Wie eigentlich immer im Leben ist das Original die bessere Alternative. Wer also glaubt, sein Glück im Solarium zu finden, irrt.

Denn vor allem wird das Licht über die Augen aufgenommen. So cool also einen Sonnenbrille aussieht, so sollte man sie auch mal absetzen. Im Solarium dagegen muss man die Augen schützen. Der Effekt des Lichttankens ist damit gleich null. Abgesehen davon, dass allein der Hautkrebs sich freut.

Dem Wachhormon folgt das Glükshormon

Rafft man sich auf, raus zugehen, sich zu bewegen, Licht zu tanken, spürt man unweigerlich eine tiefe innere Zufriedenheit. Ein Phänomen, dass man an sonnigen Tagen fast nur gut gelaunte und glückliche Menschen trifft. Denn ist man erst einmal wach und zufrieden, sucht man die Nähe nach dem Partner oder seinem liebsten Haustier. Etwa zehn Minuten tägliche sanfte Berührungen fördern die Produktion der Glückshormone Endorphin, Dopamin oder Serotonin.

Kein Sport – das ist Mord

Bewegung in allen schonenden Formen ist gesund und unterstützt ebenso die großzügige Ausschüttung der Glückshormone.
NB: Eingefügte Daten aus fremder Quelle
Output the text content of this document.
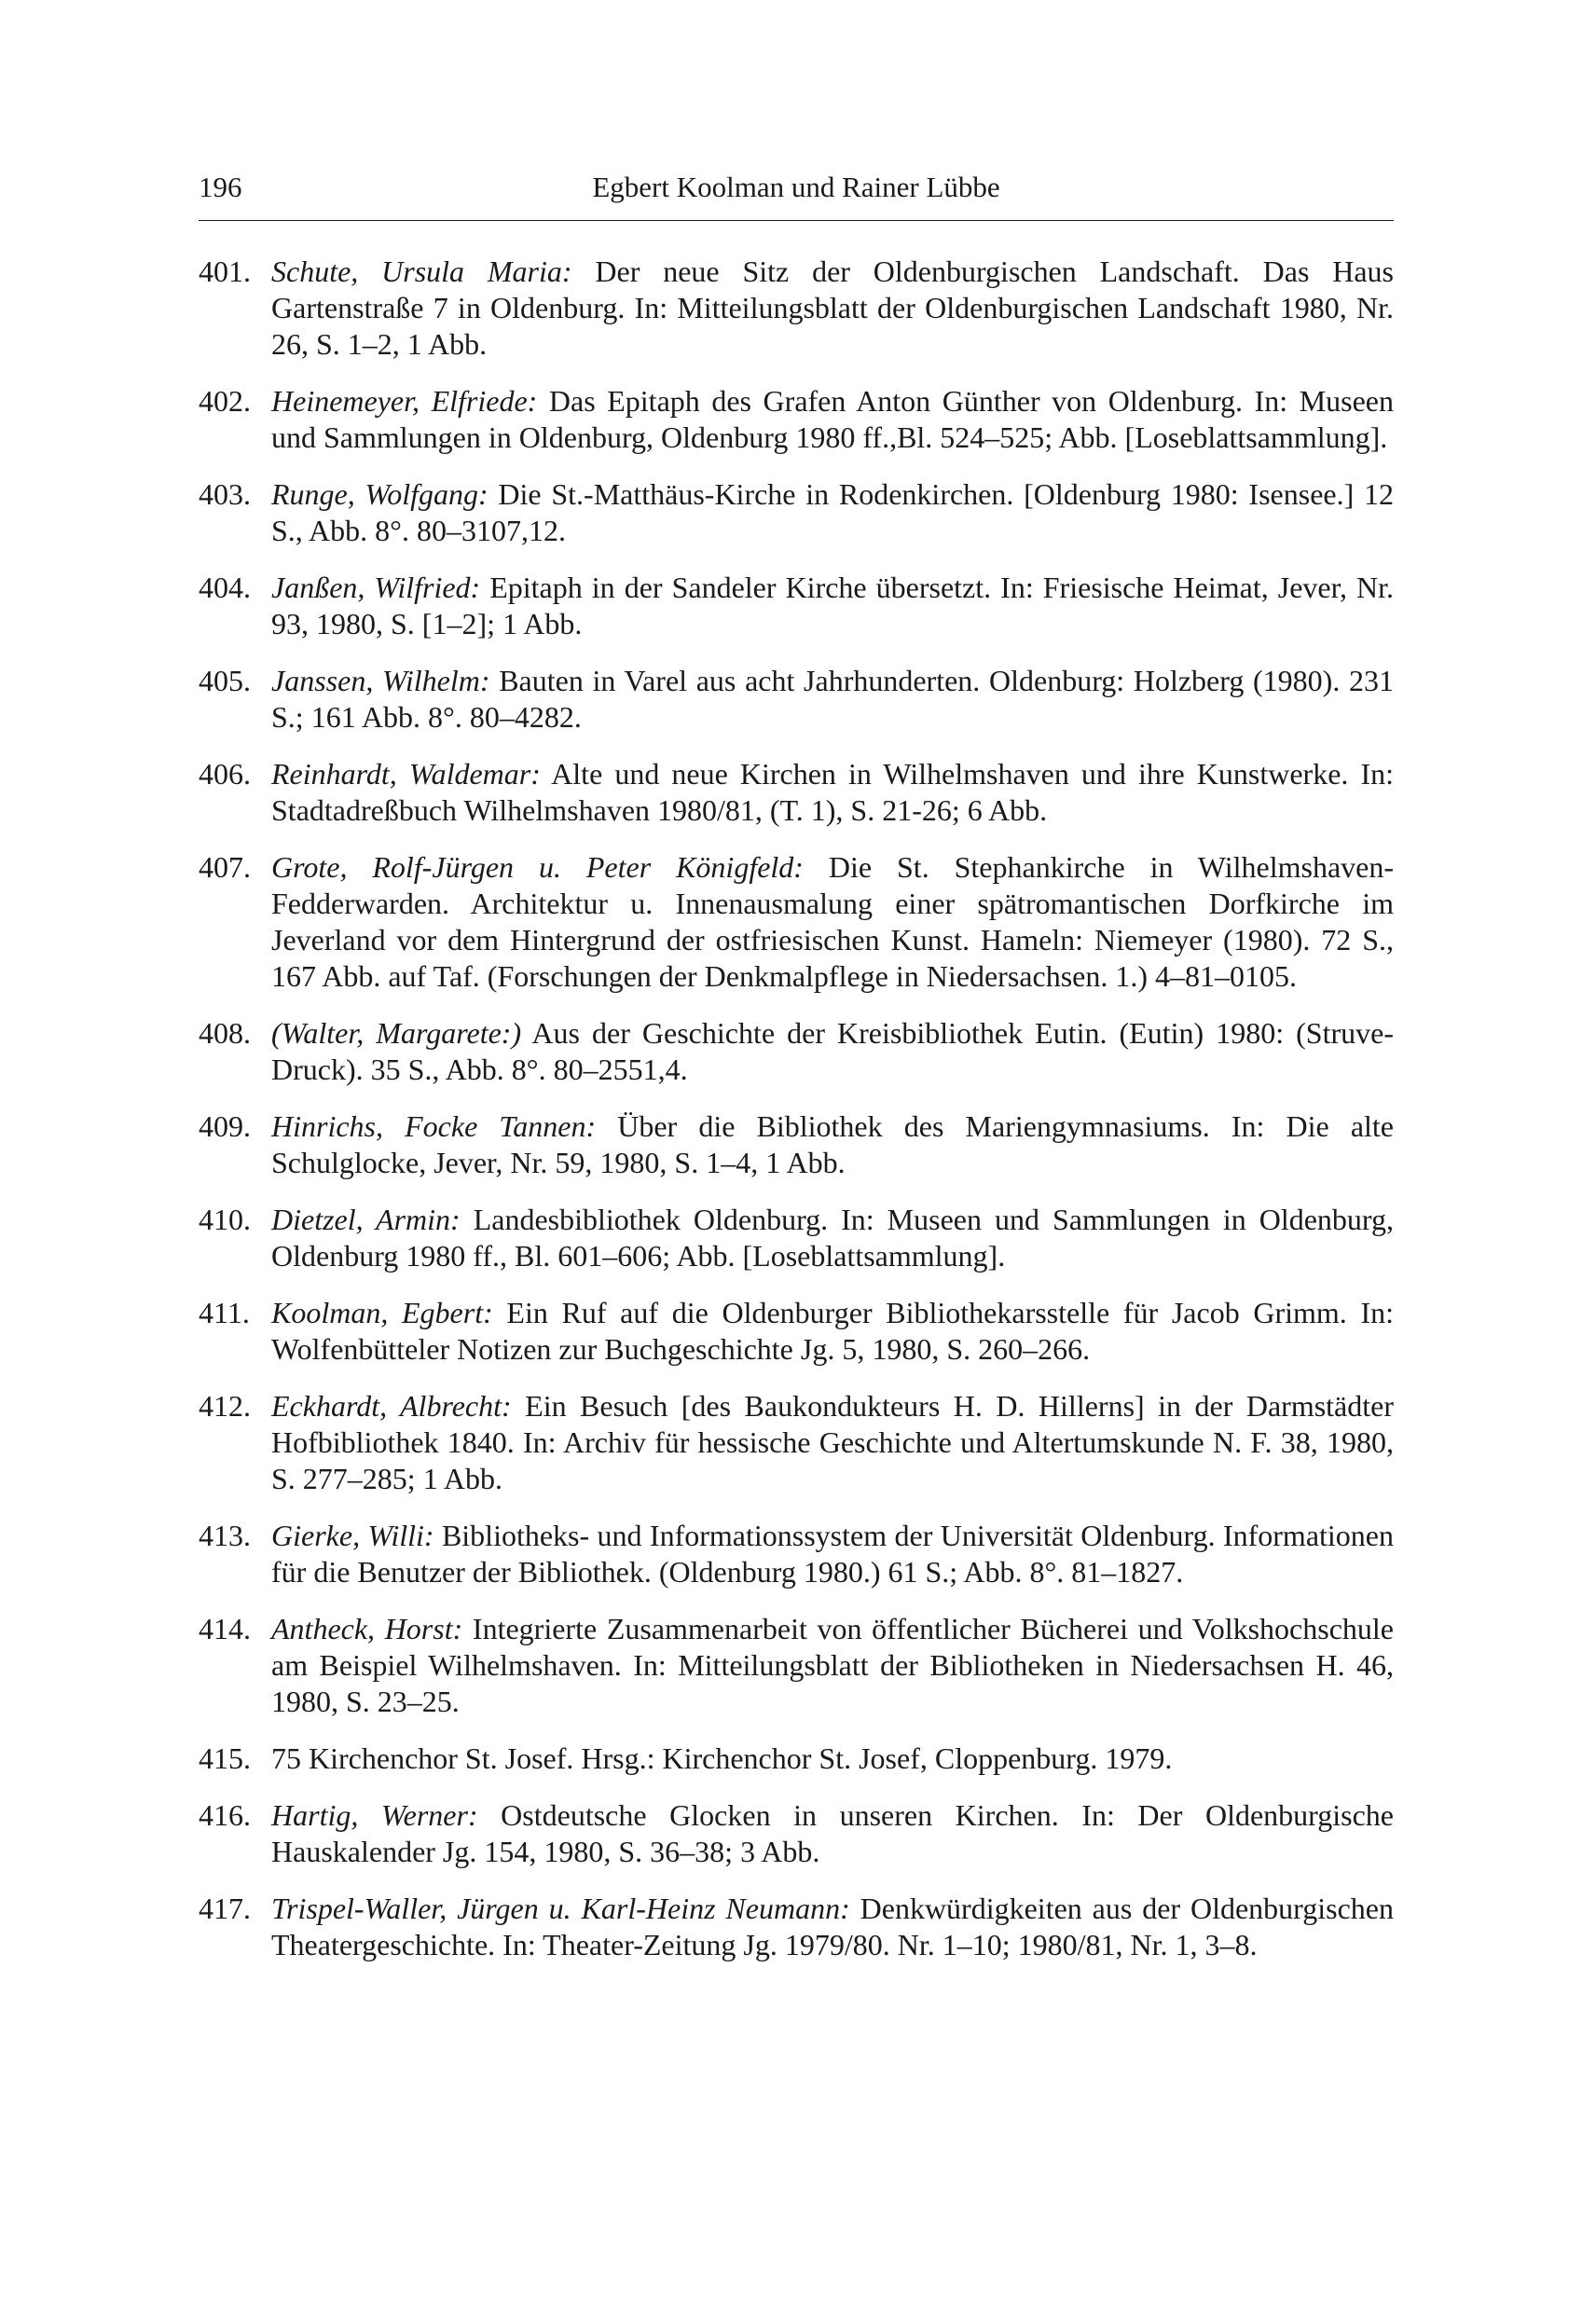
196	Egbert Koolman und Rainer Lübbe
401. Schute, Ursula Maria: Der neue Sitz der Oldenburgischen Landschaft. Das Haus Gartenstraße 7 in Oldenburg. In: Mitteilungsblatt der Oldenburgischen Landschaft 1980, Nr. 26, S. 1–2, 1 Abb.
402. Heinemeyer, Elfriede: Das Epitaph des Grafen Anton Günther von Oldenburg. In: Museen und Sammlungen in Oldenburg, Oldenburg 1980 ff.,Bl. 524–525; Abb. [Loseblattsammlung].
403. Runge, Wolfgang: Die St.-Matthäus-Kirche in Rodenkirchen. [Oldenburg 1980: Isensee.] 12 S., Abb. 8°. 80–3107,12.
404. Janßen, Wilfried: Epitaph in der Sandeler Kirche übersetzt. In: Friesische Heimat, Jever, Nr. 93, 1980, S. [1–2]; 1 Abb.
405. Janssen, Wilhelm: Bauten in Varel aus acht Jahrhunderten. Oldenburg: Holzberg (1980). 231 S.; 161 Abb. 8°. 80–4282.
406. Reinhardt, Waldemar: Alte und neue Kirchen in Wilhelmshaven und ihre Kunstwerke. In: Stadtadreßbuch Wilhelmshaven 1980/81, (T. 1), S. 21-26; 6 Abb.
407. Grote, Rolf-Jürgen u. Peter Königfeld: Die St. Stephankirche in Wilhelmshaven-Fedderwarden. Architektur u. Innenausmalung einer spätromantischen Dorfkirche im Jeverland vor dem Hintergrund der ostfriesischen Kunst. Hameln: Niemeyer (1980). 72 S., 167 Abb. auf Taf. (Forschungen der Denkmalpflege in Niedersachsen. 1.) 4–81–0105.
408. (Walter, Margarete:) Aus der Geschichte der Kreisbibliothek Eutin. (Eutin) 1980: (Struve-Druck). 35 S., Abb. 8°. 80–2551,4.
409. Hinrichs, Focke Tannen: Über die Bibliothek des Mariengymnasiums. In: Die alte Schulglocke, Jever, Nr. 59, 1980, S. 1–4, 1 Abb.
410. Dietzel, Armin: Landesbibliothek Oldenburg. In: Museen und Sammlungen in Oldenburg, Oldenburg 1980 ff., Bl. 601–606; Abb. [Loseblattsammlung].
411. Koolman, Egbert: Ein Ruf auf die Oldenburger Bibliothekarsstelle für Jacob Grimm. In: Wolfenbütteler Notizen zur Buchgeschichte Jg. 5, 1980, S. 260–266.
412. Eckhardt, Albrecht: Ein Besuch [des Baukondukteurs H. D. Hillerns] in der Darmstädter Hofbibliothek 1840. In: Archiv für hessische Geschichte und Altertumskunde N. F. 38, 1980, S. 277–285; 1 Abb.
413. Gierke, Willi: Bibliotheks- und Informationssystem der Universität Oldenburg. Informationen für die Benutzer der Bibliothek. (Oldenburg 1980.) 61 S.; Abb. 8°. 81–1827.
414. Antheck, Horst: Integrierte Zusammenarbeit von öffentlicher Bücherei und Volkshochschule am Beispiel Wilhelmshaven. In: Mitteilungsblatt der Bibliotheken in Niedersachsen H. 46, 1980, S. 23–25.
415. 75 Kirchenchor St. Josef. Hrsg.: Kirchenchor St. Josef, Cloppenburg. 1979.
416. Hartig, Werner: Ostdeutsche Glocken in unseren Kirchen. In: Der Oldenburgische Hauskalender Jg. 154, 1980, S. 36–38; 3 Abb.
417. Trispel-Waller, Jürgen u. Karl-Heinz Neumann: Denkwürdigkeiten aus der Oldenburgischen Theatergeschichte. In: Theater-Zeitung Jg. 1979/80. Nr. 1–10; 1980/81, Nr. 1, 3–8.
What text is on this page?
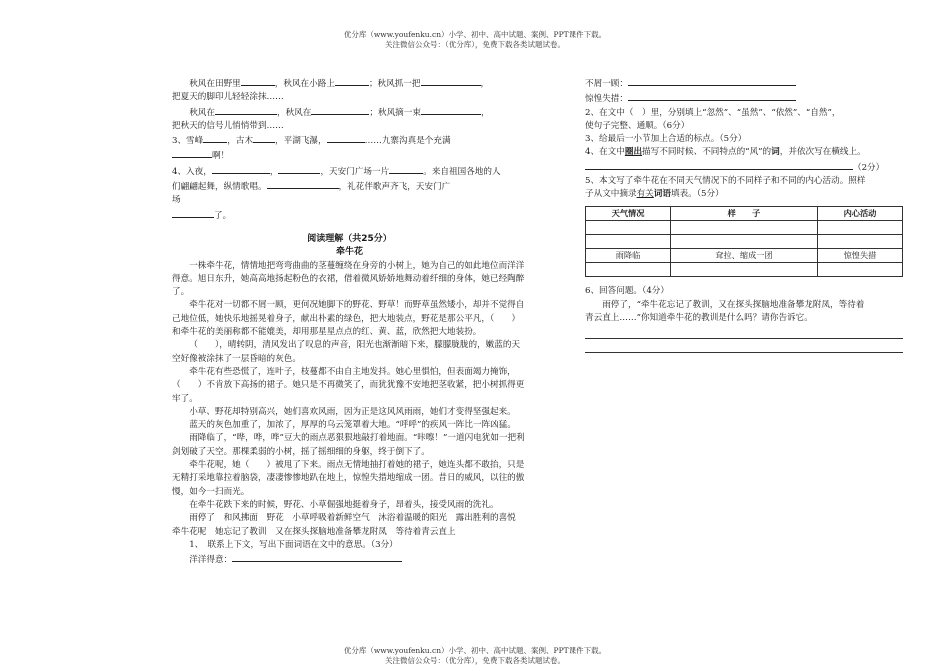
优分库（www.youfenku.cn）小学、初中、高中试题、案例、PPT课件下载。
关注微信公众号：（优分库），免费下载各类试题试卷。
秋风在田野里	，秋风在小路上	；秋风抓一把	，
把夏天的脚印儿轻轻涂抹……
秋风在	，秋风在	；秋风摘一束	，
把秋天的信号儿悄悄带到……
3、雪峰	，古木	，平湖飞瀑，	……九寨沟真是个充满
啊！
4、入夜，	，	，天安门广场一片	。来自祖国各地的人
们翩翩起舞，纵情歌唱。	，礼花伴歌声齐飞，天安门广
场
了。
阅读理解（共25分）
牵牛花

一株牵牛花，情情地把弯弯曲曲的茎蔓缠绕在身旁的小树上，她为自己的如此地位而洋洋得意。旭日东升，她高高地扬起粉色的衣裙，借着微风娇娇地舞动着纤细的身体，她已经陶醉了。

牵牛花对一切都不屑一顾，更何况她脚下的野花、野草！而野草虽然矮小，却并不觉得自己地位低，她快乐地摇晃着身子，献出朴素的绿色，把大地装点，野花是那公平凡，（　　）和牵牛花的美丽称都不能媲美，却用那星星点点的红、黄、蓝，欣然把大地装扮。

（　　），晴转阴，清风发出了叹息的声音，阳光也渐渐暗下来，朦朦胧胧的，嫩蓝的天空好像被涂抹了一层昏暗的灰色。

牵牛花有些恐慌了，连叶子，枝蔓都不由自主地发抖。她心里惧怕，但表面竭力掩饰，（　　）不肯放下高扬的裙子。她只是不再微笑了，而犹犹豫不安地把茎收紧，把小树抓得更牢了。

小草、野花却特别高兴，她们喜欢风雨，因为正是这风风雨雨，她们才变得坚强起来。

蓝天的灰色加重了，加浓了，厚厚的乌云笼罩着大地。“呼呼”的疾风一阵比一阵凶猛。

雨降临了，“哗，哗，哗”豆大的雨点恶狠狠地敲打着地面。“咔嚓！”一道闪电犹如一把利剑划破了天空。那棵柔弱的小树，摇了摇细细的身躯，终于倒下了。

牵牛花呢，她（　　）被甩了下来。雨点无情地抽打着她的裙子，她连头都不敢抬，只是无精打采地靠拉着脑袋，凄凄惨惨地趴在地上，惊惶失措地缩成一团。昔日的威风，以往的傲慢，如今一扫而光。

在牵牛花跌下来的时候，野花、小草倔强地挺着身子，昂着头，接受风雨的洗礼。

雨停了　和风拂面　野花　小草呼吸着新鲜空气　沐浴着温暖的阳光　露出胜利的喜悦　牵牛花呢　她忘记了教训　又在探头探脑地准备攀龙附凤　等待着青云直上

1、　联系上下文，写出下面词语在文中的意思。（3分）
洋洋得意：
不屑一顾：
惊惶失措：
2、在文中（　）里，分别填上“忽然”、“虽然”、“依然”、“自然”，
使句子完整、通顺。（6分）
3、给最后一小节加上合适的标点。（5分）
4、在文中圈出描写不同时候、不同特点的“风”的词，并依次写在横线上。
（2分）
5、本文写了牵牛花在不同天气情况下的不同样子和不同的内心活动。照样
子从文中摘录有关词语填表。（5分）
天气情况	样　　子	内心活动

雨降临	耷拉、缩成一团	惊惶失措

6、回答问题。（4分）
雨停了，“牵牛花忘记了教训，又在探头探脑地准备攀龙附凤，等待着
青云直上……”你知道牵牛花的教训是什么吗？请你告诉它。
优分库（www.youfenku.cn）小学、初中、高中试题、案例、PPT课件下载。
关注微信公众号：（优分库），免费下载各类试题试卷。
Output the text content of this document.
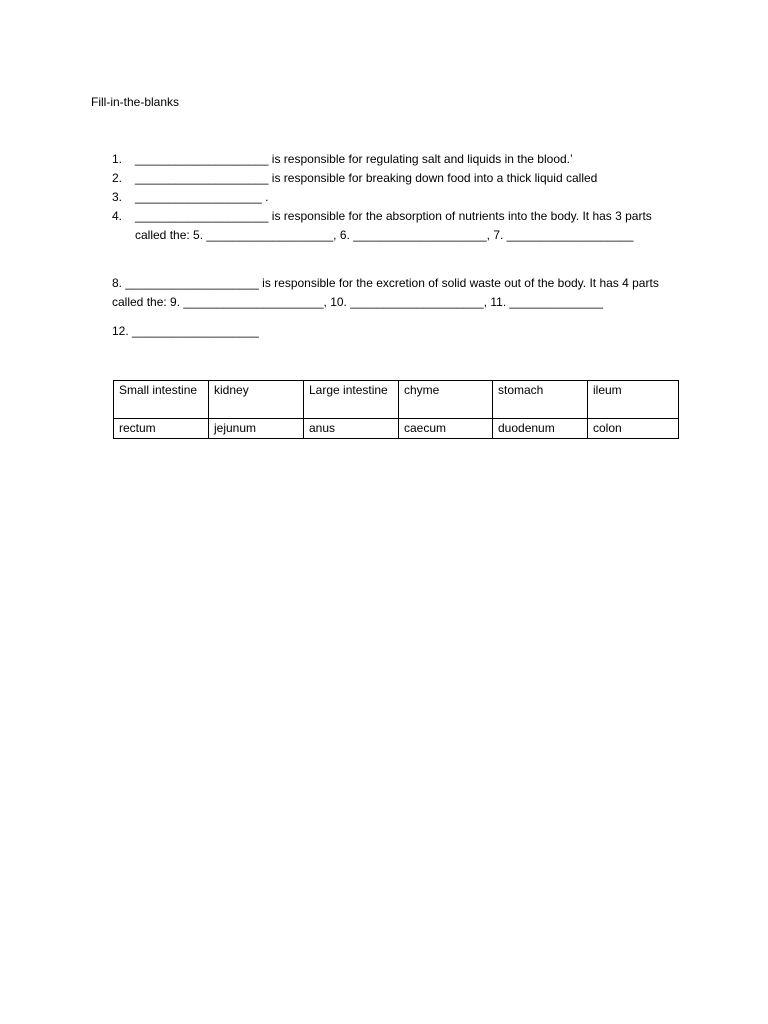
Fill-in-the-blanks
1. ____________________ is responsible for regulating salt and liquids in the blood.’
2. ____________________ is responsible for breaking down food into a thick liquid called
3. ___________________ .
4. ____________________ is responsible for the absorption of nutrients into the body. It has 3 parts called the: 5. ___________________, 6. ____________________, 7. ___________________
8. ____________________ is responsible for the excretion of solid waste out of the body. It has 4 parts called the: 9. _____________________, 10. ____________________, 11. ______________
12. ___________________
Small intestine	kidney	Large intestine	chyme	stomach	ileum
rectum	jejunum	anus	caecum	duodenum	colon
Jeden Tag sin in irgendeiner Form an der frischen Luft bewegen, wirkt wahre Wunder. Übrigens das ganze Jahr hindurch. Wer sich bewegt, ist kaum anfällig für den Winterblues. Wer sich bwegt, wird wacher und glücklicher.

Und dann gibts ja noch was zu Essen

Auch die Ernährung schlägt aufs Gemüht. Um Schlechten wie im Guten. Nein, so gerne ich selbst Schokolade esse- sie macht nicht glücklich.

Viel besser sind beispielsweise Nüsse, Haferflocken, Eier, frisches Obst und Gemüse. Abgesehen davon, dass man im Frühjahr keinen Ballast mitschleppt, der wiederum die Frühjahrsmüdigkeit fördert.

Lieber Sein als Bleiben

Also tun wir was für die Umwelt. Gehen raus und sorgen für gute Laune. Einen schönen Ort für eine solche Eskapade haben wir auf der Halbinsel Holnis entdeckt.  Bei herrlichem Winterwetter geht es auf dem Fördesteig entlang der Flensburger Förde ohne Telefon und Termindruck durch die Natur. Wenn wir dann abends nach Hause kommen, sind wir glücklich müde und geschafft. Und wissen, dass wir am anderen Morgen ausgeschlafen sind für einen neuen Tag.

Ein paar Eindrücke von unserem Draussen Sein haben wir mit dem Leica Objektiv M APO 75mm f/2 asph. aufgenommen. Es ist übrigens die einzige Brennweite, die wir auf diesem Ausflug dabei haben.

P.S. Am Wochenende ausgeschlafen

Ja, da war noch was. Auch am Wochenende früh aufstehen. Raus gehen. Vor allen anderen da sein. Die Ruhe genießen. Frühes Aufstehenträgt seinen Anteil daran, auch an den folgenden Wochentagen ausgeschlafen, wach und munter in den Tag zu starten.  Also runter vom Sofa- rein in die Sonne!